Moonbirds NFT By Kevin Rose & Proof Collective Explodes 840% in 48 hours

2 min read

After its launch on Saturday, Moonbirds NFT project, captivated the crypto world over the weekend, setting all-time records for trading volume and becoming the latest collection to achieve blue chip status.

What happened?

Moonbirds fluttered onto the scene at precisely 12pm ET on April 16, at a brain melting 2.5 ETH a pop. A price that in hindsight represented an absolute bargain. As a result, the collection sold out almost immediately and the floor went stratospheric. When the dust had settled just 48 hours later, trading volume was pushing the $200 million mark, and left the floor price sitting at a heady 21 ETH ($60k).

Despite a threadbare roadmap, Moonbirds has achieved more in two days than some veteran collections have in an entire year. The debut put Moonbirds on top of OpenSea’s volume leaderboard not just for the week, but for the last 30 days, ahead of Azuki (50,000 ETH) and Bored Ape Yacht Club (35,000 ETH).

What are Moonbirds NFTs?

They’re a collection of 10,000 utility-enabled PFPs that feature a richly diverse and unique pool of rarity-powered traits. Additionally, each Moonbird unlocks private club membership and  benefits the longer you hold them.

What is Proof Collective?

The collection is the product of an online social club called Proof Collective.  Kevin Rose and two other crypto investors, Ryan Carson and Justin Mezzell, founded Proof Collective late last year as a way to monetize the community around Rose’s crypto podcast. It now bills Moonbirds as the “official PFP [profile picture]” of the group, a way for adherents to express their allegiance online.

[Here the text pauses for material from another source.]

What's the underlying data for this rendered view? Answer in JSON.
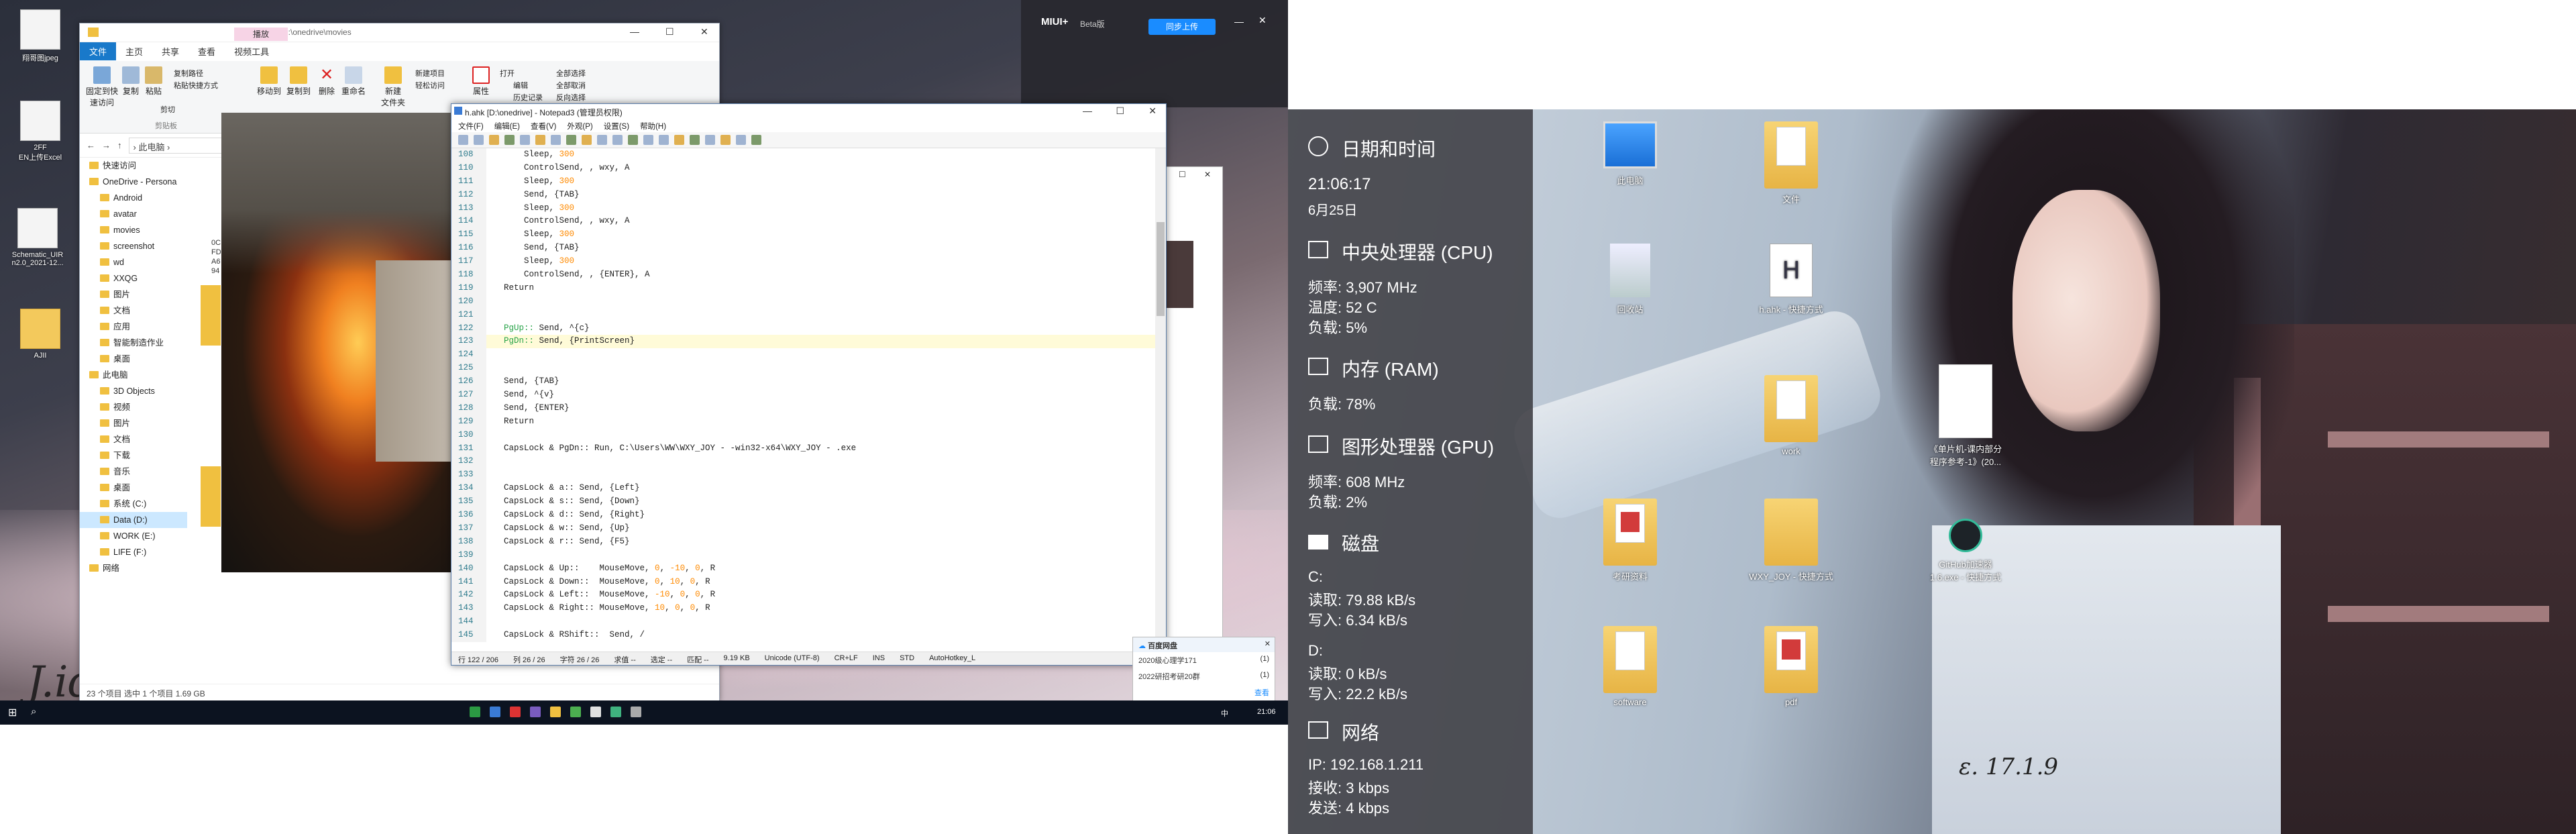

In a short video message on Saturday, Rose said the Moonbirds sale made $58 million for an entity called Proof Holdings Inc. – money he sees as a “capital raise” for Proof Collective. (Per the Moonbirds FAQ, Proof Holdings is backed by True Ventures.)

Membership in Proof Collective is limited to 1,000 slots, and guaranteed through a separate collection of 1,000 NFTs (they debuted at 1 ETH each and now go for an eye-popping 98 ETH – $285,000).

It’s essentially the Bored Ape Yacht Club playbook: NFT ownership makes you a part of the community, which gets you special perks and early access to new crypto projects down the line (ka-ching!).

Moonbirds are also built around a special investment mechanism, whereby holders can effectively lock up their tokens in exchange for additional perks. Proof calls this process “nesting,” and claims it will incentivize long-term holding as opposed to day trading and flipping.

Crucially, though, there has been less talk around what Proof actually intends to build beyond the VIP social club framework it already established. Proof has promoted a few NFTs in the past and runs a small Discord server, but its plans for future projects still lack specificity. Among those plans, so far: a series of real-life community meetups and a dedicated metaverse platform called “Project Highrise.”

“We like to under-promise and over-deliver,” Moonbird’s website reads, perhaps a tacit admission that they’re building on the fly.

Proof has only been around for a few months and has gained about 1,000 members (many members own multiple NFT passes). The fact that it managed to raise $58 million in an unstable market speaks to that sense of trust in Rose. (And also, perhaps, to an element of mercenary opportunism.)

 Controversy

The project’s mint came with some controversy, from complaints of a hefty 2.5 ETH (roughly $7,500) mint price to raffle manipulation and concerns of rarity sniping (project leaders buying up rare editions using insider knowledge) by its developers.

More generally, the project’s meteoric rise comes in contrast with an otherwise downtrodden NFT market, in which many top projects have seen a lull or sharp drop in sales over the past few weeks.

Moonbirds’ road map

Moonbirds’ holders are given access to “Moonbird-related drops, Parliament meetups and IRL events” as well as the private PROOF Discord channel, according to the project’s website.

PROOF also has its own metaverse in the works, which it’s calling “Project Highrise,” encouraging holders to “nest” (hold) their Moonbirds for added utility down the line.